54 L’objet de la recherche est donc à l’interface entre une visée méthodologique (méthode de construction de scénarios quantitatifs sous hypothèses narratives) et une visée opérationnelle (scénarios efficaces vis-à-vis de la maîtrise du phoma, en fonction des caractéristiques régionales). La structuration du territoire agricole par ses acteurs, leurs stratégies et leurs moyens d’action, peuvent différer d’un territoire à l’autre. Du fait des différences en termes de contextes locaux paysager, pédoclimatique et social, deux terrains d’étude seront étudiés dans cette thèse.

Sur la base de la revue bibliographique présentée précédemment, nous avons choisi de co-construire ces scénarios, avec des acteurs agissant (à l’échelle locale) directement ou in-directement sur les facteurs qui composent lesdits scénarios. Ces scénarios sont ensuite analysés à l’aide d’un modèle spatialement explicite : SIPPOM-WOSR (Lô-Pelzer et al., 2010a), seul modèle actuellement disponible pour représenter les conséquences de l’organisation spatiale des systèmes de culture sur le phoma du colza. La combinaison d’une approche participative pour la définition de scénarios et l’utilisation d’un modèle numérique pré-existant permettra l’identification de scénarios (réalistes ou

plus exploratoires), imaginés par les acteurs, et l’analyse de leurs effets sur la gestion du phoma du colza et de la durabilité des résistances.

La question principale de recherche se décline en quatre sous-questions, qui seront traitées dans les chapitres suivants (Figure 1.12) :

(1) Comment construire des scénarios de systèmes de culture quantitatifs, dont les hypothèses sont décrites narrativement, à une échelle supraparcellaire, avec des acteurs locaux, pour contrôler le phoma du colza et améliorer la durabilité des résistances variétales ?

(2) Quels sont, parmi les leviers techniques mobilisés dans les scénarios construits localement par les acteurs, les leviers les plus importants pour la gestion du phoma du colza et des résistances ?

(3) Comment la spatialisation des pratiques joue sur l’impact de ces leviers pour la gestion du phoma et des résistances ?

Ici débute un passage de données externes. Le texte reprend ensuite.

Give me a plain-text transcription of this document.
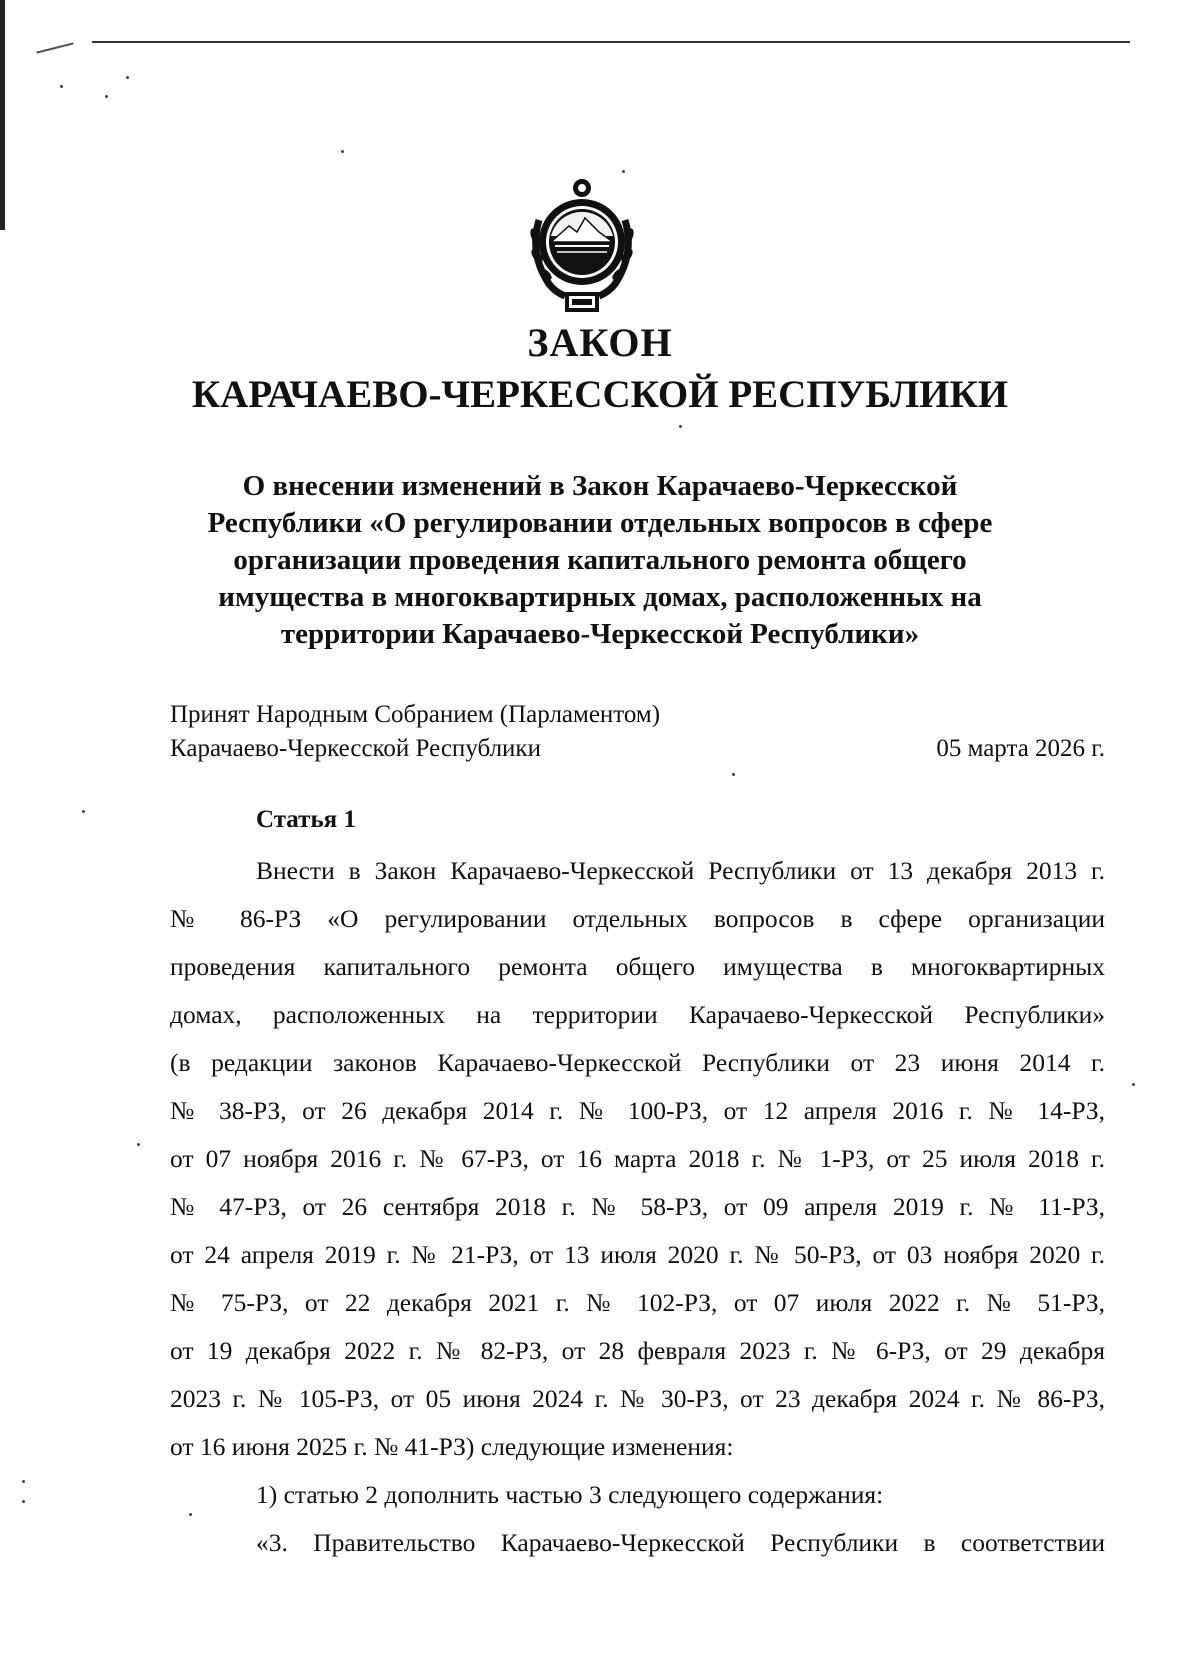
ЗАКОН
КАРАЧАЕВО-ЧЕРКЕССКОЙ РЕСПУБЛИКИ
О внесении изменений в Закон Карачаево-Черкесской
Республики «О регулировании отдельных вопросов в сфере
организации проведения капитального ремонта общего
имущества в многоквартирных домах, расположенных на
территории Карачаево-Черкесской Республики»
Принят Народным Собранием (Парламентом)
Карачаево-Черкесской Республики	05 марта 2026 г.
Статья 1
Внести в Закон Карачаево-Черкесской Республики от 13 декабря 2013 г.
№ 86-РЗ «О регулировании отдельных вопросов в сфере организации
проведения капитального ремонта общего имущества в многоквартирных
домах, расположенных на территории Карачаево-Черкесской Республики»
(в редакции законов Карачаево-Черкесской Республики от 23 июня 2014 г.
№ 38-РЗ, от 26 декабря 2014 г. № 100-РЗ, от 12 апреля 2016 г. № 14-РЗ,
от 07 ноября 2016 г. № 67-РЗ, от 16 марта 2018 г. № 1-РЗ, от 25 июля 2018 г.
№ 47-РЗ, от 26 сентября 2018 г. № 58-РЗ, от 09 апреля 2019 г. № 11-РЗ,
от 24 апреля 2019 г. № 21-РЗ, от 13 июля 2020 г. № 50-РЗ, от 03 ноября 2020 г.
№ 75-РЗ, от 22 декабря 2021 г. № 102-РЗ, от 07 июля 2022 г. № 51-РЗ,
от 19 декабря 2022 г. № 82-РЗ, от 28 февраля 2023 г. № 6-РЗ, от 29 декабря
2023 г. № 105-РЗ, от 05 июня 2024 г. № 30-РЗ, от 23 декабря 2024 г. № 86-РЗ,
от 16 июня 2025 г. № 41-РЗ) следующие изменения:
1) статью 2 дополнить частью 3 следующего содержания:
«3. Правительство Карачаево-Черкесской Республики в соответствии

(4) Quelles échelles et règles spatiales (d’isolement) et/ou temporelles d’organisation des systèmes de culture, sont pertinentes pour une meilleure gestion du phoma et des résistances?

Le manuscrit est structuré en cinq chapitres, les chapitres de résultats s’appuyant sur deux articles soumis (Chapitres 3 et 4) et un article en projet (Chapitre 5). Le deuxième chapitre présente les matériels et méthodes utilisés dans cette étude: le modèle d’évaluation des scénarios (SIPPOM- WOSR), les caractéristiques des terrains d’étude et les types d’analyses statistiques réalisées. Le troisième chapitre présente la méthode de construction des scénarios participatifs quantitatifs d’organisation des systèmes de culture proposée et son application dans les deux terrains d’étude. Le quatrième chapitre présente l’évaluation de ces scénarios sur la gestion du phoma du colza. Le cinquième chapitre étudie l’effet de l’échelle spatiale sur le contournement de la résistance, et explore l’effet de règles spatiales et temporelles sur la gestion du phoma du colza et des résistances. Finalement, le sixième chapitre présente une discussion générale sur la méthode utilisée pour la construction des scénarios et sur les résultats des chapitres 3, 4 et 5.